Application of whole exome sequencing in carrier screening for high-risk families without probands.

PURPOSE

This study aimed to screen the genetic etiology for the high-risk families including those with an adverse pregnancy history, a history of consanguineous marriages, or a history of genetic diseases, but lack of proband via whole exome sequencing (WES).

METHODS

128 individuals from high-risk family were tested by WES. The candidate variants were analyzed according to the ACMG criteria to screen the potential carriers.

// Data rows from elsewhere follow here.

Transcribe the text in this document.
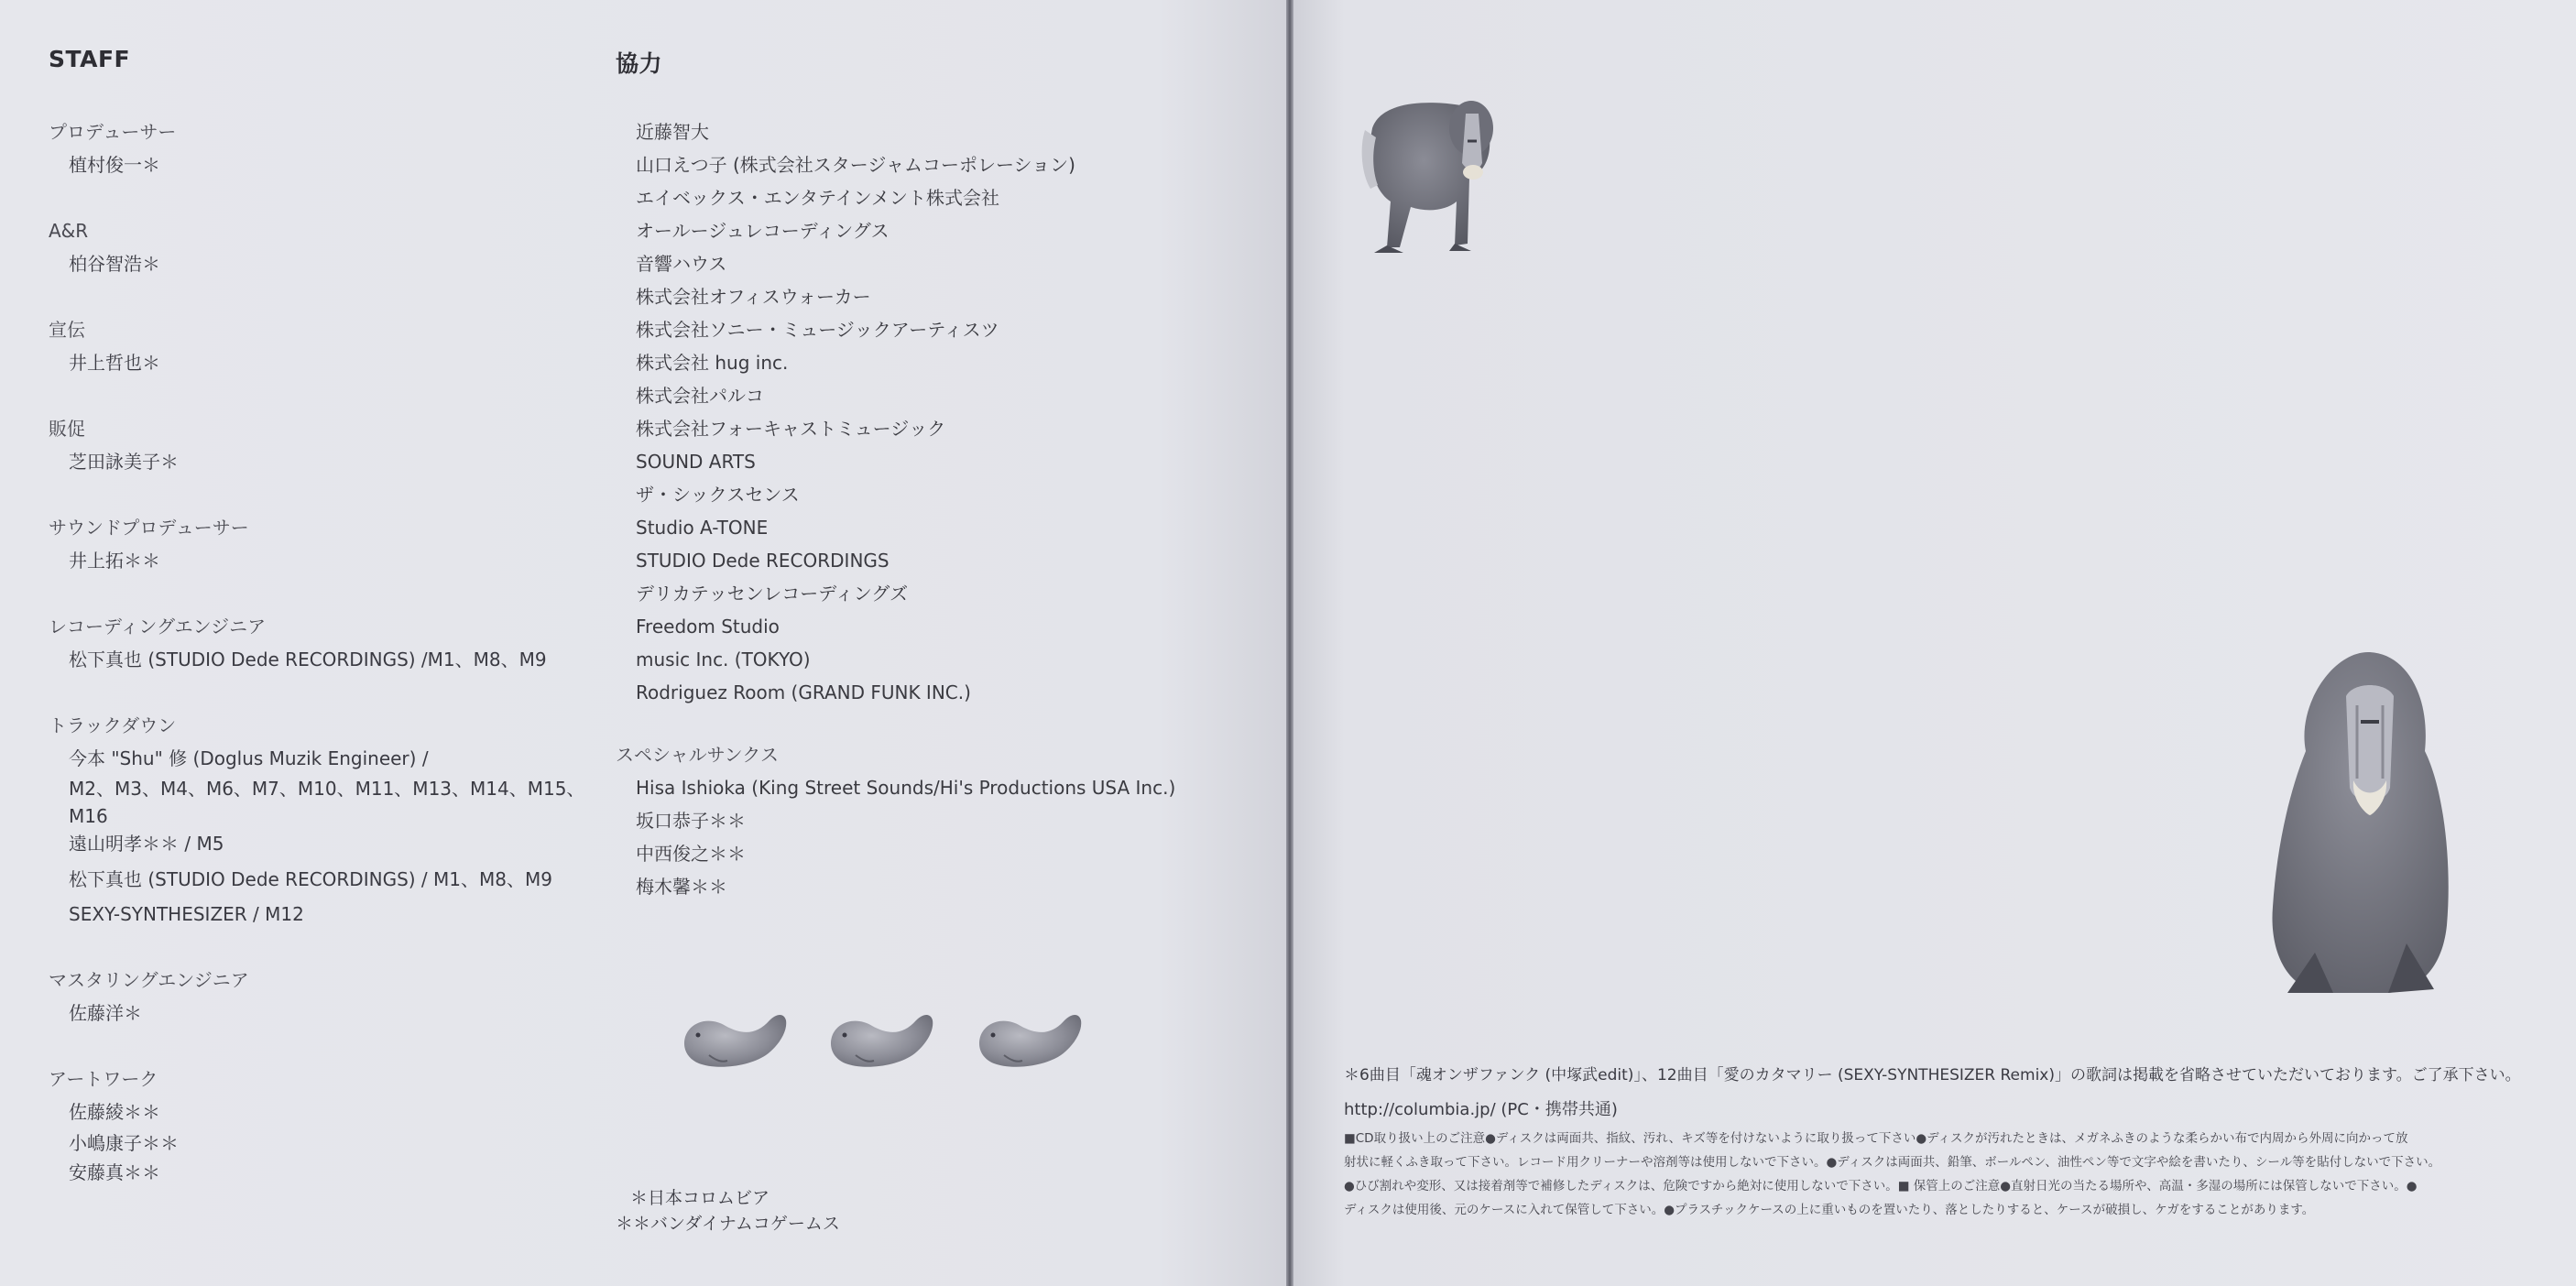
STAFF

プロデューサー

植村俊一＊

A&R

柏谷智浩＊

宣伝

井上哲也＊

販促

芝田詠美子＊

サウンドプロデューサー

井上拓＊＊

レコーディングエンジニア

松下真也 (STUDIO Dede RECORDINGS) /M1、M8、M9

トラックダウン

今本 "Shu" 修 (Doglus Muzik Engineer) /

M2、M3、M4、M6、M7、M10、M11、M13、M14、M15、M16

遠山明孝＊＊ / M5

松下真也 (STUDIO Dede RECORDINGS) / M1、M8、M9

SEXY-SYNTHESIZER / M12

マスタリングエンジニア

佐藤洋＊

アートワーク

佐藤綾＊＊

小嶋康子＊＊

安藤真＊＊

協力

近藤智大

山口えつ子 (株式会社スタージャムコーポレーション)

エイベックス・エンタテインメント株式会社

オールージュレコーディングス

音響ハウス

株式会社オフィスウォーカー

株式会社ソニー・ミュージックアーティスツ

株式会社 hug inc.

株式会社パルコ

株式会社フォーキャストミュージック

SOUND ARTS

ザ・シックスセンス

Studio A-TONE

STUDIO Dede RECORDINGS

デリカテッセンレコーディングズ

Freedom Studio

music Inc. (TOKYO)

Rodriguez Room (GRAND FUNK INC.)

スペシャルサンクス

Hisa Ishioka (King Street Sounds/Hi's Productions USA Inc.)

坂口恭子＊＊

中西俊之＊＊

梅木馨＊＊

＊日本コロムビア
＊＊バンダイナムコゲームス
＊6曲目「魂オンザファンク (中塚武edit)」、12曲目「愛のカタマリー (SEXY-SYNTHESIZER Remix)」の歌詞は掲載を省略させていただいております。ご了承下さい。
http://columbia.jp/ (PC・携帯共通)
■CD取り扱い上のご注意●ディスクは両面共、指紋、汚れ、キズ等を付けないように取り扱って下さい●ディスクが汚れたときは、メガネふきのような柔らかい布で内周から外周に向かって放
射状に軽くふき取って下さい。レコード用クリーナーや溶剤等は使用しないで下さい。●ディスクは両面共、鉛筆、ボールペン、油性ペン等で文字や絵を書いたり、シール等を貼付しないで下さい。
●ひび割れや変形、又は接着剤等で補修したディスクは、危険ですから絶対に使用しないで下さい。■ 保管上のご注意●直射日光の当たる場所や、高温・多湿の場所には保管しないで下さい。●
ディスクは使用後、元のケースに入れて保管して下さい。●プラスチックケースの上に重いものを置いたり、落としたりすると、ケースが破損し、ケガをすることがあります。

At-risk couples (ARCs) who harbored the same causative gene were provided with precise fertility guidance to avoid the birth of children with birth defects.

RESULTS

The total detection rate was 36.72%, with pathogenic/likely pathogenic (P/LP) variants found in 47 individuals, and variants of uncertain significance (VUS) were found in 34. Among couples with adverse pregnancy history: P/LP variants were found in 38 individuals, and VUS were found in 26, for a detection rate of 34.55%; among members of family history of genetic disease or consanguineous marriages: P/LP variants were found in nine individuals, and VUS were found in 8, for a detection rate of 50.00%. Otherwise, we detected 19 ARCs who both carried P/LP variants in the same gene, with a theoretical offspring prevalence of up to 7.42%.

CONCLUSION

In the absence of probands, carrier screening using WES can provide an efficient tool for screening the molecular etiology of high-risk families.